I recreated my very first character -- an individual warrior, because wow classic gold in the last-push alpha test I joined in 2004, there was no Horde -- and logged in. Instantly, I was surprised by how great the graphics actually seemed, for being 15 year old textures-on-polygons. Warcraft's vivid colours and cartoony aesthetic persist to this very day, therefore all of the increased resolution and better-contoured personalities in Lordaeron do not really change the game's visual aesthetic.
Plenty of items have changed but one thing instantly transformed the match for me. Really slow. And, after another moment, I understood that was fine.
This had been the very first time in a decade I was not trying to find the end game, pillaging the beta evaluation to ascertain the fastest way to level and reach the"good stuff," and tweaking my add-ons to jump as much content as I could to arrive. I read a quest or two, though I confess to using the option (still available, even in vanilla) to switch off the line-by-line scrolling of pursuit text. I've been independently snarky about Classic. I agreed.

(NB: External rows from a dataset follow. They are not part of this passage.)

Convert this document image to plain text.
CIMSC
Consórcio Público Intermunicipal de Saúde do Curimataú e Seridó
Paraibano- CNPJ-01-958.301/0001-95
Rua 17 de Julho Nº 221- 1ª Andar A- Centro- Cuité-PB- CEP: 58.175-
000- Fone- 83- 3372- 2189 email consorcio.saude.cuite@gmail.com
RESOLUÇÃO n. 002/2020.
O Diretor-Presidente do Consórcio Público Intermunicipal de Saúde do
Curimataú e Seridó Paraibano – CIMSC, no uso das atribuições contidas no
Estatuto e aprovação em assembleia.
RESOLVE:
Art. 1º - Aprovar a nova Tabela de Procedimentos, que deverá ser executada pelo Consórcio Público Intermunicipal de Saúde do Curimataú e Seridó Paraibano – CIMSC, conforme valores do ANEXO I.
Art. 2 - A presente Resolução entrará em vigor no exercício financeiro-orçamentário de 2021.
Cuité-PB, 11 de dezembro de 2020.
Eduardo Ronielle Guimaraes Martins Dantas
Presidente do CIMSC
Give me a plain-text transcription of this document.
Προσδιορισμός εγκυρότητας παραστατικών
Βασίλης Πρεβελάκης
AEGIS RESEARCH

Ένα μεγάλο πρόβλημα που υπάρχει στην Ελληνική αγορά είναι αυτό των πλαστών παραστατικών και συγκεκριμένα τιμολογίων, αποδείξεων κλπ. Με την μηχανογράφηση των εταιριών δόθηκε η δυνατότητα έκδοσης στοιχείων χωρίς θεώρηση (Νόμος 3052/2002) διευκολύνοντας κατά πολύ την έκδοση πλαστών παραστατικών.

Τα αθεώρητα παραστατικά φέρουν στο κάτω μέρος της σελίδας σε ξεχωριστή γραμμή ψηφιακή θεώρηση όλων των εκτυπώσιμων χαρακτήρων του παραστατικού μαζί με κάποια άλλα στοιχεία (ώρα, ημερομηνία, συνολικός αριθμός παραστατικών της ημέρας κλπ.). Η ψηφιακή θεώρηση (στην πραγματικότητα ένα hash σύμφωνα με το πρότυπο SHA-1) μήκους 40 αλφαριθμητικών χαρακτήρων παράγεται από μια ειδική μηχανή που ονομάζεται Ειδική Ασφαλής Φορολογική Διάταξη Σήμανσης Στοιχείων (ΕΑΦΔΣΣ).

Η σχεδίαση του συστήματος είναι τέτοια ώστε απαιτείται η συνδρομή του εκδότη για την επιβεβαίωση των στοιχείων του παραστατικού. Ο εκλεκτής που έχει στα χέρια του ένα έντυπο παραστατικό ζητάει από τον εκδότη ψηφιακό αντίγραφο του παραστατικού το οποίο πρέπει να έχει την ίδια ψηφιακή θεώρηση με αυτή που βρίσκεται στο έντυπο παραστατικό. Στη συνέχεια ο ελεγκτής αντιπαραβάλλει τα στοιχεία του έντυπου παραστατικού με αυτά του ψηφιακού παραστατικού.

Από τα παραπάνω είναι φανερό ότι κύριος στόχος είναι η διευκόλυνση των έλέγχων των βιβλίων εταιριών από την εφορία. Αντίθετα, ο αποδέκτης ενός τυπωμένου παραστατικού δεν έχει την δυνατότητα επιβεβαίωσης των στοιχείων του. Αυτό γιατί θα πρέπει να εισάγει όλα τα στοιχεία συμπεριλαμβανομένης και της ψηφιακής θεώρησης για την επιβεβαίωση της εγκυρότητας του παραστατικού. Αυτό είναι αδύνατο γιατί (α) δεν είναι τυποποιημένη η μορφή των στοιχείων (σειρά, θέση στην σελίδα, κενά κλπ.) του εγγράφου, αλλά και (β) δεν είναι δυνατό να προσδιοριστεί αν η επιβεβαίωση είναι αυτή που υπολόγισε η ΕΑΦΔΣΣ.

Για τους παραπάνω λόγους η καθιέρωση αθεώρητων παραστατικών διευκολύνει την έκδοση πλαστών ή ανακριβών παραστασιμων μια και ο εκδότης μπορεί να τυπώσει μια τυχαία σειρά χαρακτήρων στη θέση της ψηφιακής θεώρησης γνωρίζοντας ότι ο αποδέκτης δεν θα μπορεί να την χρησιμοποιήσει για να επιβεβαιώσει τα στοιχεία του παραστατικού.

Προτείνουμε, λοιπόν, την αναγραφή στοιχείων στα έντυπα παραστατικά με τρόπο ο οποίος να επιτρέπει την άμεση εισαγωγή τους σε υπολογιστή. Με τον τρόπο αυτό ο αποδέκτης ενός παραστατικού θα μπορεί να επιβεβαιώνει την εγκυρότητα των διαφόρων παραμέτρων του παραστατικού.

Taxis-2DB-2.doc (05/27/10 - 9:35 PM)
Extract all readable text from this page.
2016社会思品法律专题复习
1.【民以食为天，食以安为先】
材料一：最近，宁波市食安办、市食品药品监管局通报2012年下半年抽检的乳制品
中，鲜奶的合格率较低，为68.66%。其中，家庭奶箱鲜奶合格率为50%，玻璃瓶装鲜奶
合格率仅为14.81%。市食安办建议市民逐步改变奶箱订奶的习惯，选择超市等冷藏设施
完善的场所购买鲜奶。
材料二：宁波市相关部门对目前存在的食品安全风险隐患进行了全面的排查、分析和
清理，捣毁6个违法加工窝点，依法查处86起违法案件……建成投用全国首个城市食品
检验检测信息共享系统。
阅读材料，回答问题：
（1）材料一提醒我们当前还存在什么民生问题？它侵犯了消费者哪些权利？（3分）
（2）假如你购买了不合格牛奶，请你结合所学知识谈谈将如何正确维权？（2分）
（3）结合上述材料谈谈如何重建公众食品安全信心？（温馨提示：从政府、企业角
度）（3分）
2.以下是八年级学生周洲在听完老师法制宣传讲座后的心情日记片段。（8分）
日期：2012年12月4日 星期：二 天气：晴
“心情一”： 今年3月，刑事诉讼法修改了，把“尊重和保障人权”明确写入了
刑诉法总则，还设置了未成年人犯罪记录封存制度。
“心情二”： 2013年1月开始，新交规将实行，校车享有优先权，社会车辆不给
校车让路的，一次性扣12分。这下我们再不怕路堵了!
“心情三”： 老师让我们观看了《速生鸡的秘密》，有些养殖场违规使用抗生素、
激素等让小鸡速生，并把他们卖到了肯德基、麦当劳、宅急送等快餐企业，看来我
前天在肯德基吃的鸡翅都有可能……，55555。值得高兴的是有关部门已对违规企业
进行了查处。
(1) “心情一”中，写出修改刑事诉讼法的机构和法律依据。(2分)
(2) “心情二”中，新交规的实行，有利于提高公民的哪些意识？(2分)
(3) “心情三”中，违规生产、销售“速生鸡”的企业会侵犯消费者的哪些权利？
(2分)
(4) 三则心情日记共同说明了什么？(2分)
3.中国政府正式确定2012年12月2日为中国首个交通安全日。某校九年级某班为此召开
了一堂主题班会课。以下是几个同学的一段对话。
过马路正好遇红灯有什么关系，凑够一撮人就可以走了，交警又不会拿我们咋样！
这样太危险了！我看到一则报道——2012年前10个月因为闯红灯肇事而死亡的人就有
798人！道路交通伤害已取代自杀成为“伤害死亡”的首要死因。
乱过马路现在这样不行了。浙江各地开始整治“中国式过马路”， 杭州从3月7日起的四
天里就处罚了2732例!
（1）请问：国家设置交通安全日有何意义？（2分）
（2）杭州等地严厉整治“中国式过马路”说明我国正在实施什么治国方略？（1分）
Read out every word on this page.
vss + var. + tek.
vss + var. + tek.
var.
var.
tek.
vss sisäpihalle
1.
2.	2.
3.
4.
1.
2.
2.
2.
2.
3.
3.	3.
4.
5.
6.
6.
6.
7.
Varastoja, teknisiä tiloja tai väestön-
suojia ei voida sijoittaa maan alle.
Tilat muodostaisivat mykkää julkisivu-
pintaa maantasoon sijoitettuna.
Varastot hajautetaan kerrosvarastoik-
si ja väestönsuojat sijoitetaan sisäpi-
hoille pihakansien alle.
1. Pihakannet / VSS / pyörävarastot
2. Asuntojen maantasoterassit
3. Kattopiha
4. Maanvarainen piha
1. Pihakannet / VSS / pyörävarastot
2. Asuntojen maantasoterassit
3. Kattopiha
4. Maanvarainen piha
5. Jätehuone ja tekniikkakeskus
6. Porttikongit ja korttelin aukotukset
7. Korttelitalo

The WoW was painful. Mobs took to die; one enemy in a fight was a nuisance. There was a lot of conducting. Most fans lasted two moments, many took reagents, skills were trained and frequently out of reach if you lacked the gold.
It had been slow. Damned slow. And inconvenient. And in Classic to buy gold classic wow, it still is, and I'm gradually beginning to think that perhaps.... Maybe that's not such a terrible thing.If the ending game feels miles away, and min-maxing is tough because honestly, you are gonna take what you get and like that, then the focus of this game changes completely. Suddenly it's about the adventure of leveling again, and hanging out with friends, and conversing with folks in Goldshire (well, for only innocent reasons anyway -- the Moon Guard host's Goldshire crew still does plenty of chatting).